Sprung zur Navigation. Sprung zum Inhalt.

Karlsruhe: Friedhöfe

Friedhof Knielingen

Anfahrt

Eggen­stei­ner Str. 17
Bus Linie 74, Bahn Linie S5, Halte­stelle Eggen­stei­ner Str.

Plan


Friedhofskapelle Knielingen

Friedhofskapelle Knielingen


Gedenkanlage zur Erinnerung an die Opfer beider Weltkriege

Gedenkanlage zur Erinnerung an die Opfer beider Weltkriege


 

Knielingen gehört zu den ältesten Stadt­tei­len von Karlsruhe, zu dem das Dorf nach der Machter­grei­fung der NSDAP 1935 zwangs­ein­ge­mein­det wurde. Durch die Zerstörung Knielin­gens im Pfälzi­schen Erbfol­ge­krieg 1689 sind kaum noch ältere Spuren des Dorfes, das urkundlich zum ersten Mal 786 erwähnt wurde, erhalten geblieben. Auch von dem alten Friedhof, der sich im 18. und frühen 19. Jahrhun­dert noch entlang der heutigen Dreikö­nigs­traße befunden hat, ist nichts mehr zu sehen.
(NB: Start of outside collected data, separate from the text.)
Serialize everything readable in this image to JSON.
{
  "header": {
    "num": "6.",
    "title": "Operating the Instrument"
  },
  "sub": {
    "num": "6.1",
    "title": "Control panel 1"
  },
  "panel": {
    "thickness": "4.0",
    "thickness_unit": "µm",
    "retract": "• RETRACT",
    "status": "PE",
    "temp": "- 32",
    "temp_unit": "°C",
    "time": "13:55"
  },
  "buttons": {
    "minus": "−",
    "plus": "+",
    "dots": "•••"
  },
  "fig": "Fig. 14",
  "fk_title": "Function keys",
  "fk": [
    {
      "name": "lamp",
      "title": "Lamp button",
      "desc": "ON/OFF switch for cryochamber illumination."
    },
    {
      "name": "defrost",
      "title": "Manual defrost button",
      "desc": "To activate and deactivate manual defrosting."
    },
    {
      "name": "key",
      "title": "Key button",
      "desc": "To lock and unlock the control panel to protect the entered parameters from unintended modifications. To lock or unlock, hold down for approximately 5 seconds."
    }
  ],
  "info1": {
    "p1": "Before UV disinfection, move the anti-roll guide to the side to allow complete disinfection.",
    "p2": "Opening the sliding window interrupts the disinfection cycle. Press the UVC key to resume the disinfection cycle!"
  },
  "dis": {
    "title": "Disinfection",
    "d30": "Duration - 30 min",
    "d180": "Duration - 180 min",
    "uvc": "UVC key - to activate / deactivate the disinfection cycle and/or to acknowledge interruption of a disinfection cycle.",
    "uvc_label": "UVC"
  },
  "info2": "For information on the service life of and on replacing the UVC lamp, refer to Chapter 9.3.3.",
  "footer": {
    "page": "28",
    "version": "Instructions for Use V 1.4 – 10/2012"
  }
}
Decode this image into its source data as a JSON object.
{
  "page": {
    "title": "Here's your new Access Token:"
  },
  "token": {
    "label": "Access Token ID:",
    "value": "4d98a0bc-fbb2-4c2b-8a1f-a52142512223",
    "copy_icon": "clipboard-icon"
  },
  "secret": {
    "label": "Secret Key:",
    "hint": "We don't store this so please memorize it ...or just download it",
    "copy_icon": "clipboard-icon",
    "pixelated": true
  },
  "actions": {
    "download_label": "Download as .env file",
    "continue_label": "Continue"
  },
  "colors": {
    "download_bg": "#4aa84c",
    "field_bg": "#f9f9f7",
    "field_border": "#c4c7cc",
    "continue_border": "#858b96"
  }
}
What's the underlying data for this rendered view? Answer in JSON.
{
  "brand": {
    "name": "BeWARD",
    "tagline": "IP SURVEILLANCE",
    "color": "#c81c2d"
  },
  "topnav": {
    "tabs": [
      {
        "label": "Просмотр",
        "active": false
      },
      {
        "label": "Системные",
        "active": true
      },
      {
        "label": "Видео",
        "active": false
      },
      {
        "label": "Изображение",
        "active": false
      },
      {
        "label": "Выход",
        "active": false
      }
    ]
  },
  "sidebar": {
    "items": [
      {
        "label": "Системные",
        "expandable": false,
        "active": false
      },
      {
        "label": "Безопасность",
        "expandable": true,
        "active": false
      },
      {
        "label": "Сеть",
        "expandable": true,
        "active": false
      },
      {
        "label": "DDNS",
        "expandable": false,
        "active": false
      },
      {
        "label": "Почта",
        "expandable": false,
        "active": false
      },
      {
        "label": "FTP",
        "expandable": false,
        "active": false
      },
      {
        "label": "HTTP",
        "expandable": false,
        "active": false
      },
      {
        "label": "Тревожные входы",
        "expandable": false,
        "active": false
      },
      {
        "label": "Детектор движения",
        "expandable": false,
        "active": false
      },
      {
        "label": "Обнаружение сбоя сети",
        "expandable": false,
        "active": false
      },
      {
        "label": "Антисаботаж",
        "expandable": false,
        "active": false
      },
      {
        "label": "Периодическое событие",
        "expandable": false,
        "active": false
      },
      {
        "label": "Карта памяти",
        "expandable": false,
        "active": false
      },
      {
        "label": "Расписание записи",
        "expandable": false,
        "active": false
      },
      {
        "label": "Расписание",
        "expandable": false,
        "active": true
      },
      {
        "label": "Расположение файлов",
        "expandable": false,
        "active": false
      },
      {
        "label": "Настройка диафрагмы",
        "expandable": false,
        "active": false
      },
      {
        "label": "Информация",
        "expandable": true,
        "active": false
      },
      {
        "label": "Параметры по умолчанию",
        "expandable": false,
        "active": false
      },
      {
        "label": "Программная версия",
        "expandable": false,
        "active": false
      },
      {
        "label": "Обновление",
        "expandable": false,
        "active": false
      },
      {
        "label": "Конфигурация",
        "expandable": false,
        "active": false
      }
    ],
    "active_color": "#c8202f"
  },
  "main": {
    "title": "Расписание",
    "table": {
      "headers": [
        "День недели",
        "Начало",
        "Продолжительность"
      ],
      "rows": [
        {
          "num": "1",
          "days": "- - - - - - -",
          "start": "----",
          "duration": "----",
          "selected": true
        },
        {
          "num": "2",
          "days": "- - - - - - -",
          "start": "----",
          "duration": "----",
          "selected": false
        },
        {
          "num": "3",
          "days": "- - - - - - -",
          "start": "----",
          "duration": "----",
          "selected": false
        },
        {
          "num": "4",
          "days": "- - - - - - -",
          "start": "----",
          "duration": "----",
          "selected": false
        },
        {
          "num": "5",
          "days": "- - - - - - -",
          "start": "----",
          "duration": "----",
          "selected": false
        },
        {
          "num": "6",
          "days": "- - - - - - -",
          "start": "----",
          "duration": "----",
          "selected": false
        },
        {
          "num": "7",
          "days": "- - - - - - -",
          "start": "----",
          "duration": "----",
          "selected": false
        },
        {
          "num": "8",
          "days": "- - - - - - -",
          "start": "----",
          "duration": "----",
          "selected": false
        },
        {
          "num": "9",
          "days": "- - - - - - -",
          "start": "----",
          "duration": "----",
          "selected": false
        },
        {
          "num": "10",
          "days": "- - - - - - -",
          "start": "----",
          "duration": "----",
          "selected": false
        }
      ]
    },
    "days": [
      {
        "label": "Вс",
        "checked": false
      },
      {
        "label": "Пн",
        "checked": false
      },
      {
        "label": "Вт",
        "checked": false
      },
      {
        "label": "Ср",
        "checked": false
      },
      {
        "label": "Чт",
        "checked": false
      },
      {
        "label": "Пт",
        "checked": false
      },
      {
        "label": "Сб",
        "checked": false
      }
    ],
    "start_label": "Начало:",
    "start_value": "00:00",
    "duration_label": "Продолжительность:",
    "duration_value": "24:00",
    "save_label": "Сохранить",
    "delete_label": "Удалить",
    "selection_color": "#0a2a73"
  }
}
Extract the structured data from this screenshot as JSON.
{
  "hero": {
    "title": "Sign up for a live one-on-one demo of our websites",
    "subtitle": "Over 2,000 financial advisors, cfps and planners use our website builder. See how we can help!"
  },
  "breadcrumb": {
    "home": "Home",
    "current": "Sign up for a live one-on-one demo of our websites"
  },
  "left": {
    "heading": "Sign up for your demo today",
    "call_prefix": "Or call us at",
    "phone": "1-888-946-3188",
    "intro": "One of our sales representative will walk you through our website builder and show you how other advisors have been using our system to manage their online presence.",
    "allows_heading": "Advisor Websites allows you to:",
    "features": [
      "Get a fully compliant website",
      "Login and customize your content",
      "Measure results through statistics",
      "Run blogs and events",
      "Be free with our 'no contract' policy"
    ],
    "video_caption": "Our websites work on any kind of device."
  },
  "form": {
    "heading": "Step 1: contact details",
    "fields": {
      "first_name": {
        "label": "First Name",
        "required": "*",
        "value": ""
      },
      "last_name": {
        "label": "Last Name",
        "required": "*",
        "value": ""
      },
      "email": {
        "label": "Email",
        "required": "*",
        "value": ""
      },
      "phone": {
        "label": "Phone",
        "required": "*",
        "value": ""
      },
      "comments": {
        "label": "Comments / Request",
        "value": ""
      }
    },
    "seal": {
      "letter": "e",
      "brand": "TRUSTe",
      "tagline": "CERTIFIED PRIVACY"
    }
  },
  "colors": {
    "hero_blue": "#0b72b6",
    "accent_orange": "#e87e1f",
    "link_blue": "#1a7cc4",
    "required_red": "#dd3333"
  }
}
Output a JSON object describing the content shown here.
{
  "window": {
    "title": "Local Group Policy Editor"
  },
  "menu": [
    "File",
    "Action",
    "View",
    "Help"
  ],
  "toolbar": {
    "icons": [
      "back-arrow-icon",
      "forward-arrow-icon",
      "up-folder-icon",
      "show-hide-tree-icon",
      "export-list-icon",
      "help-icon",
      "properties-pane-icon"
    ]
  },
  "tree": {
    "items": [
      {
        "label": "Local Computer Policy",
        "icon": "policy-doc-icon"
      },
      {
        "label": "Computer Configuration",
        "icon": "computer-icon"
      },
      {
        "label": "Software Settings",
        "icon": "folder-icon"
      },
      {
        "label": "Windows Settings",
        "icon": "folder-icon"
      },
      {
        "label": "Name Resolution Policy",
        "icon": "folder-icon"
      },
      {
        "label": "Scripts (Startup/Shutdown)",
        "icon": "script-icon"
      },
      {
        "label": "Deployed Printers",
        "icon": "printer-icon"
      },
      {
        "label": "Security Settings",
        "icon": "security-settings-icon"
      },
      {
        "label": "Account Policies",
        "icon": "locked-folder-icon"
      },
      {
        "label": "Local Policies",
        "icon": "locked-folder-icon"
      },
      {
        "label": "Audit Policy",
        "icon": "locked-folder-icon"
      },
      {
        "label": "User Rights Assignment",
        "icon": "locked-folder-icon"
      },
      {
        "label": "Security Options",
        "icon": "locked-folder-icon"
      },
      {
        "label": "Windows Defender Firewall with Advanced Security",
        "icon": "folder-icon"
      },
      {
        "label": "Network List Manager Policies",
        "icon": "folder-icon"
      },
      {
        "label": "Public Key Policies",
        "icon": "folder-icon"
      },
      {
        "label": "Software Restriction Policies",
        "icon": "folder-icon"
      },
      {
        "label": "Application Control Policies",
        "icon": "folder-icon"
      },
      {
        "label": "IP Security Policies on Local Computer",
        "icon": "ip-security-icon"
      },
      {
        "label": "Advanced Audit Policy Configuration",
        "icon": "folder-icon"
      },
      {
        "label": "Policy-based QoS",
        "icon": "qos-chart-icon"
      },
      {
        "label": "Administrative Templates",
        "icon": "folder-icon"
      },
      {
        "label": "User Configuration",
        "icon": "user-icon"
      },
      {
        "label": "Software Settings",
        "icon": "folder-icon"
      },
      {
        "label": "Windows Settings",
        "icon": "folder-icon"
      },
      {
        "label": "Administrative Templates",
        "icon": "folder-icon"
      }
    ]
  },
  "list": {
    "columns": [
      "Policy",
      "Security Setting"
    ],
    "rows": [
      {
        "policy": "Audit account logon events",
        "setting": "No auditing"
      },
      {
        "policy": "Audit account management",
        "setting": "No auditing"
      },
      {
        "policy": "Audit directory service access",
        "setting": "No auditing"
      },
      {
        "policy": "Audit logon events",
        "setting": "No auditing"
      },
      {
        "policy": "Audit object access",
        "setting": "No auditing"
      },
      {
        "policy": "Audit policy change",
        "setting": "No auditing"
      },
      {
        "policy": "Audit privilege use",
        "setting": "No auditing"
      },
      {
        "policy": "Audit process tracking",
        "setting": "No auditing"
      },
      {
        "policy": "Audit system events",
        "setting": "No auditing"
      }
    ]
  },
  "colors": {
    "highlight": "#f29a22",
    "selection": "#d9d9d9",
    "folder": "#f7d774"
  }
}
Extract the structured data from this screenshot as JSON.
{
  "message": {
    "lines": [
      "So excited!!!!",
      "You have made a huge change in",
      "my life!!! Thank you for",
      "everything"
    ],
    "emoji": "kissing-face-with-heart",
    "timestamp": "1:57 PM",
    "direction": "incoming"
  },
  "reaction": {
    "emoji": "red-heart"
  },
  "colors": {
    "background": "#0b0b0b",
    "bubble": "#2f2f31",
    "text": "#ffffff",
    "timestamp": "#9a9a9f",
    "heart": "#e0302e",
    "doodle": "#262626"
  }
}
Mit ihm ist auch der ehemalige Straßen­na­me "Gottesacker­gas­se" verschwun­den. Drei Stein­kreuze, die Zeugnisse einer alten Dorfsage aus dem 16. Jahrhun­dert waren, wurden noch in den 30er Jahren des letzten Jahrhun­derts an der Stelle der heutigen Kreuzapo­theke an der Saarland­straße entfernt.

1840 begann man den Friedhof an seinen heutigen Platz an den nördlichen Teil der Eggen­stei­ner Straße zu verlegen. Er wurde mit dem tragischen Ereignis eingeweiht, der Beisetzung vierer im Altrhein ertrun­ke­nen Knielin­ger Knaben. Eine Gedenk­ta­fel aus Sandstein, einge­las­sen in die Außenseite der neuen Ausseg­nungs­halle, erinnert noch heute an dieses Unglück. Das älteste erhaltene Grabmal, das des 1854 verstor­be­nen Johann Christoph Jakob Sachs, liegt gleich neben dem Fried­hof­sein­gang. Typisch für jene Zeit ist die Form eines Obelisken mit orien­ta­li­schen Elementen.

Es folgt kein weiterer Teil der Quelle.